A cultura contemporânea está repleta de referências vegetarianas. Até as animações infantis estão cheias de vegetarianos. Em Madagascar, um leão supera seus instintos para não almoçar seu amigo - uma zebra. O Espanta-Tubarões e Procurando Nemo mostram tubarões vegetarianos. Lisa Simpson, a irmã inteligente de Bart Simpson, do desenho animado Os Simpsons, se recusa a comer animais mortos. Phoebe, a loira do seriado Friends, também. Nos Estados Unidos, crianças e adolescentes aderem ao ä vegetarianismo em ritmo duas vezes mais rápido que os adultos. "Quem mais nos procura são os jovens", diz Marly Winckler, presidente da Sociedade Vegetariana Brasileira.
""A nova geração possui um sentimento difuso de que comer carne é ruim e de que ser vegetariano é, de alguma forma, ser superior", afirma a antropóloga Gisela Black Taschner, especialista em tendências de consumo da Fundação Getúlio Vargas, em São Paulo. O mercado já percebeu isso. A venda de produtos saudáveis cresce 15% ao ano. É o suficiente para atrair até indústrias de derivados de carne, como a Sadia e a Perdigão. "Vegetarianos radicais são um grupo muito pequeno. Mas há um crescimento acentuado do que chamo hábito vegetariano: evitar o excesso de carne, principalmente vermelha", afirma Fernanda Oruê, gerente de marketing da Sadia. Para esse público, os grandes frigoríficos fazem hambúrgueres, quibes, lasanhas e nuggets de soja. Empresas menores produzem leite condensado de soja, creme de leite de soja - útil para estrogonofes à base de carne de soja -, ovos de Páscoa com leite de soja e até mortadela de soja. No rótulo de todos os produtos vêm estampados slogans como "escolha saudável".
Guru das modas gastronômicas, o crítico Jeffrey Steingarten, da revista Vogue americana, proclamou que a mais saborosa e eficiente dieta para emagrecer é o cardápio vegetariano do norte da Índia. O francês Alain Passard, chef com cotação máxima no guia francês Michelin, montou um restaurante quase vegetariano - em que peixes e aves só aparecem se o freguês pedir muito. Redutos do carnivorismo, como o restaurante dos Chicago Bears, criaram cardápios vegetarianos. E Charlie Trotter, o mais conceituado chef americano, chegou a criar um cardápio de comida vegetariana crua, para adeptos da corrente que veta o aquecimento de alimentos acima de 42 graus. A dieta de Atkins, que fez sucesso na virada do século pregando o alto consumo de proteínas e gorduras, perdeu 80% de seus adeptos.
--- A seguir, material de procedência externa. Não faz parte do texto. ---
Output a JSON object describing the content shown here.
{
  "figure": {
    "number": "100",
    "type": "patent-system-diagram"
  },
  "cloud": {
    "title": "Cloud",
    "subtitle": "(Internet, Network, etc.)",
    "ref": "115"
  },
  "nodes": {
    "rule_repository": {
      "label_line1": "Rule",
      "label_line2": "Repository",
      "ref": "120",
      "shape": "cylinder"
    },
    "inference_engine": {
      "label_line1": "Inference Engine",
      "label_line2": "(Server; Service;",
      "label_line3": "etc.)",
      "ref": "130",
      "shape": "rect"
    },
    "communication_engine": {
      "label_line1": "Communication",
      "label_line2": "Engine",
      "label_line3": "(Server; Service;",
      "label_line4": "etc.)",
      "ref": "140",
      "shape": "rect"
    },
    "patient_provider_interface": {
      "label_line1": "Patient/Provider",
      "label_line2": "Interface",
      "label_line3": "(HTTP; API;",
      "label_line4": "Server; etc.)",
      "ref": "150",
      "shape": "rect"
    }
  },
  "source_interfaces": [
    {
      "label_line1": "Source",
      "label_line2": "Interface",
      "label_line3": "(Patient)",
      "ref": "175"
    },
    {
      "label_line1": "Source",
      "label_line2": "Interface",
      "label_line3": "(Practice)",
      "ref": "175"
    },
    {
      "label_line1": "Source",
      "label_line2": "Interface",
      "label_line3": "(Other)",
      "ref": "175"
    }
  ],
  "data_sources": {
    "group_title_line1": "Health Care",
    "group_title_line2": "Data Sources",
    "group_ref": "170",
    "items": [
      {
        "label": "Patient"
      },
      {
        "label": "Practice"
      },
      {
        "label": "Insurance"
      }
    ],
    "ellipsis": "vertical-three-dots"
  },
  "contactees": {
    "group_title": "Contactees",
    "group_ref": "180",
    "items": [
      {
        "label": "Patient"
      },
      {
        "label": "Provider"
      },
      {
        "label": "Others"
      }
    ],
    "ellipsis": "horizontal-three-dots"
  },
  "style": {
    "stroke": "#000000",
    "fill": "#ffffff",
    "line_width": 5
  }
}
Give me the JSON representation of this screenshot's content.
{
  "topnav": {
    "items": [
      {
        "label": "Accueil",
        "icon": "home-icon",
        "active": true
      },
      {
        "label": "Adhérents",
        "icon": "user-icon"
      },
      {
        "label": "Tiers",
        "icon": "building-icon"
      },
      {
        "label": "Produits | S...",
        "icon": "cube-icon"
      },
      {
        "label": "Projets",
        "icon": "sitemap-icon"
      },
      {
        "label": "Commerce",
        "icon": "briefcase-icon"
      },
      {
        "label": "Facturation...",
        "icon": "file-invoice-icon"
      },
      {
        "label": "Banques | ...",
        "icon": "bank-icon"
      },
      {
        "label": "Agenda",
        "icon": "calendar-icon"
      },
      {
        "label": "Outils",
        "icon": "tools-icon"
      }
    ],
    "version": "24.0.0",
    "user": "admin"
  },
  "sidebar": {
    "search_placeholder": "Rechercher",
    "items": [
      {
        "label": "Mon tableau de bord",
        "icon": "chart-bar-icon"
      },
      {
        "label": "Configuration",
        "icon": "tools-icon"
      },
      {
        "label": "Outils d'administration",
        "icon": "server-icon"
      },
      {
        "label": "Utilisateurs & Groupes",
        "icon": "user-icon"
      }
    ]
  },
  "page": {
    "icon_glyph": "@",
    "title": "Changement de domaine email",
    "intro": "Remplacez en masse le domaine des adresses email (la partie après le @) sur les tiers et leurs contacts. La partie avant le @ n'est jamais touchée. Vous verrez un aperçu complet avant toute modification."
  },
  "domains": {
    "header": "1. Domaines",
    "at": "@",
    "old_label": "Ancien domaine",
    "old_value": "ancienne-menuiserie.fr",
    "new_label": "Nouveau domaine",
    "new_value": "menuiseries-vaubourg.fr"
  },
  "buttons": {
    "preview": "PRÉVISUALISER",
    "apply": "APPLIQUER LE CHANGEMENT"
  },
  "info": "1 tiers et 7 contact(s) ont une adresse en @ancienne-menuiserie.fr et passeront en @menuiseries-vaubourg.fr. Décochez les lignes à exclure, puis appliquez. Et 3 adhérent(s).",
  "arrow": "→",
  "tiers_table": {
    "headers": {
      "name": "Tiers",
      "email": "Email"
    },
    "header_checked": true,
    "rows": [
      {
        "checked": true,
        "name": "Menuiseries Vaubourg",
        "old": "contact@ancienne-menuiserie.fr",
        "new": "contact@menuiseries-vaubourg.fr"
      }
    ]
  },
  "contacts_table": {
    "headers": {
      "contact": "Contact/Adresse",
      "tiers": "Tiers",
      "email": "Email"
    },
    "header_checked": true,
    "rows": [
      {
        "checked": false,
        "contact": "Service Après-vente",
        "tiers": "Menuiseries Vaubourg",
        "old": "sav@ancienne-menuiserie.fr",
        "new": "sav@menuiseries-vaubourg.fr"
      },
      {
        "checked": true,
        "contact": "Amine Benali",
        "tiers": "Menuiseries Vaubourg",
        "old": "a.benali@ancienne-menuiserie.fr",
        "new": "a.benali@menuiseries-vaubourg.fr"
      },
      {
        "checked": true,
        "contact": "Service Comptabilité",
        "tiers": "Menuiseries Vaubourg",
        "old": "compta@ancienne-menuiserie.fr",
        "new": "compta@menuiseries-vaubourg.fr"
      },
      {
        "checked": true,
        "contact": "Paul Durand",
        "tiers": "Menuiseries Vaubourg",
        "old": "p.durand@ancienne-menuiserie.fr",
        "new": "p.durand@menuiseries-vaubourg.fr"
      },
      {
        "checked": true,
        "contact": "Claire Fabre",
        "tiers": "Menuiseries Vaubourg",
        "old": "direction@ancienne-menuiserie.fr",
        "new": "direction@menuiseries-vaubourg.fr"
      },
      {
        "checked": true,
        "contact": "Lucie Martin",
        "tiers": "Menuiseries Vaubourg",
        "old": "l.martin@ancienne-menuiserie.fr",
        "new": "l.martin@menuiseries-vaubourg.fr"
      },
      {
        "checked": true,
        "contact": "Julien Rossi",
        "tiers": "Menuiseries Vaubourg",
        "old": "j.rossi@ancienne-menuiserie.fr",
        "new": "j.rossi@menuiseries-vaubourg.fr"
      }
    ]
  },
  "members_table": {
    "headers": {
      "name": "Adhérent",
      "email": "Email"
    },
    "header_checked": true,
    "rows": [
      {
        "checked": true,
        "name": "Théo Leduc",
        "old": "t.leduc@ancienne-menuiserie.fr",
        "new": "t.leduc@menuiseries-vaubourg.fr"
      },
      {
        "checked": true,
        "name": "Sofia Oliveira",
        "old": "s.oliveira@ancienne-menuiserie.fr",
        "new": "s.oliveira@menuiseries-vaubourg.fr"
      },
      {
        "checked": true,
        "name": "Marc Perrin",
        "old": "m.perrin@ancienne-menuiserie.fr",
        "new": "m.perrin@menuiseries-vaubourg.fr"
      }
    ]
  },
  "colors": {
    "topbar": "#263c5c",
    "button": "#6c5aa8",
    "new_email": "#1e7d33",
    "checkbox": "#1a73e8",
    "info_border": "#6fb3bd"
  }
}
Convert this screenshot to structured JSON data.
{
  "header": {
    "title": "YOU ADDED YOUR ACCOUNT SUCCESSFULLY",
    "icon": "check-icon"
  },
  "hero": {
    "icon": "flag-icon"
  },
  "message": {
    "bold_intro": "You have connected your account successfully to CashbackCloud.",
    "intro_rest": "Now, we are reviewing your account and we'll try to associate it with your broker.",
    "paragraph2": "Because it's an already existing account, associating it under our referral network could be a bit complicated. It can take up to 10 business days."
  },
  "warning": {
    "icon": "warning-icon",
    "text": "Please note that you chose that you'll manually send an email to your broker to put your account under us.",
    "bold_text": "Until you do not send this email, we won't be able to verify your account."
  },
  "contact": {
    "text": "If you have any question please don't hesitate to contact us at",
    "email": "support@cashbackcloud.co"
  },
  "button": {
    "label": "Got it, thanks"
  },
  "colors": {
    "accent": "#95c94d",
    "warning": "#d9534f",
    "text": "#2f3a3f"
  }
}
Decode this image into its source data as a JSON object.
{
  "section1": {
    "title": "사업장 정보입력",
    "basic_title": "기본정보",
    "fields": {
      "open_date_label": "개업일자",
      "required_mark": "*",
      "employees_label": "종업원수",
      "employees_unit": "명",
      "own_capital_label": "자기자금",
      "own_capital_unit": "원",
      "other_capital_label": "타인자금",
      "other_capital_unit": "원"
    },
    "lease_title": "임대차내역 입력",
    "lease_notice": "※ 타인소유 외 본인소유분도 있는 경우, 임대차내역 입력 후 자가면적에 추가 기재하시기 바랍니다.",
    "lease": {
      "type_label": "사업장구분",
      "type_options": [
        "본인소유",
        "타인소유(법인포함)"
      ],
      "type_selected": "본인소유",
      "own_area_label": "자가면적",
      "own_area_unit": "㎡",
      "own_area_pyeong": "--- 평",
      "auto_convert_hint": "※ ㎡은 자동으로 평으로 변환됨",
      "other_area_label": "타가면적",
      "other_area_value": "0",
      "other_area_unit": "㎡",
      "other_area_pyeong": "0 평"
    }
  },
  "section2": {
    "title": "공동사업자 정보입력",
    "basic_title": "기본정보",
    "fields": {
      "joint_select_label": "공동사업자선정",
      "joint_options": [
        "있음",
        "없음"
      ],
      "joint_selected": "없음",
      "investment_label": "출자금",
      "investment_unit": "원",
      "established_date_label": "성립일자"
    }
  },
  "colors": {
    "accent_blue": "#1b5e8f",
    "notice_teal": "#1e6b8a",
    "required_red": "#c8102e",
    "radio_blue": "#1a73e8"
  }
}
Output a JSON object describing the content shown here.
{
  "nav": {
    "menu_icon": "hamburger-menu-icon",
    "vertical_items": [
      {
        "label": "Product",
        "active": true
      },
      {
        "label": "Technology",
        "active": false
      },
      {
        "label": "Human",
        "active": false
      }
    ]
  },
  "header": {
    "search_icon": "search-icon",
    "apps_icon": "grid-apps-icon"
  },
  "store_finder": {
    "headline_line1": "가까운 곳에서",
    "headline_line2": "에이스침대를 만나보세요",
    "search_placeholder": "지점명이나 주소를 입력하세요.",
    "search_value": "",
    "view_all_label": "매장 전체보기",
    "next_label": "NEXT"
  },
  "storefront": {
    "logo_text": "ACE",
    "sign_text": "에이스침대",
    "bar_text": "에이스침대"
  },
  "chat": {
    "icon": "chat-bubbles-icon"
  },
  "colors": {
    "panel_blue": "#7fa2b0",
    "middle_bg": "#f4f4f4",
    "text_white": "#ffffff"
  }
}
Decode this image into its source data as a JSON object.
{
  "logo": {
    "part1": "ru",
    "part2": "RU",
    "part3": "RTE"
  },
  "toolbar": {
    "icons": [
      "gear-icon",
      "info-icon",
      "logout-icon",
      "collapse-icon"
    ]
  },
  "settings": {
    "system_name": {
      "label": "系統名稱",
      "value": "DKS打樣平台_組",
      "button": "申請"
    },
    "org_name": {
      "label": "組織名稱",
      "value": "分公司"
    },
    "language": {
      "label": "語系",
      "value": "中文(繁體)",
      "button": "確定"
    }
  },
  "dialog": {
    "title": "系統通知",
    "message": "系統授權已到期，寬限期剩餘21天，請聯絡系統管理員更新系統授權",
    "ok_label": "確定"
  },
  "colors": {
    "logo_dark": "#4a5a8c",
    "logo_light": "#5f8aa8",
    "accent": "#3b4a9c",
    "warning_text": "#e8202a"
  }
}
Durante séculos vista como o item mais saudável, suculento e valorizado da dieta, a carne parece ter passado do ponto. Por dois motivos. O primeiro - justificativa mais usada por quem se torna vegetariano - é a preocupação com a saúde. Os defensores do vegetarianismo afirmam que não comer carne reduz a mortalidade e a incidência de centenas de doenças (leia o quadro à página 91). O segundo é a preocupação ética cada vez mais freqüente com a matança de animais. Cada uma dessas duas justificativas merece uma análise detida. Comecemos com a primeira: a saúde.
O estatístico Paul Appleby, da Universidade de Oxford, analisou todos os trabalhos disponíveis que comparavam a mortalidade de vegetarianos à dos onívoros. Verificou que os dois maiores estudos já feitos não mostraram diferença significativa entre os dois grupos. Um terceiro estudo, feito com os adventistas americanos, vegetarianos em sua maioria, produziu uma conclusão mais animadora. Vegetariano, Appleby sugeriu que a pequena vantagem vegetariana também poderia ser atribuída a fatores não-dietéticos, como não fumar, praticar mais atividade física ou pertencer a classes sociais mais elevadas. Mesmo assim, de acordo com ele, descontados os fatores externos, a dieta vegetariana "parece conferir um ganho de um e meio a dois anos de vida".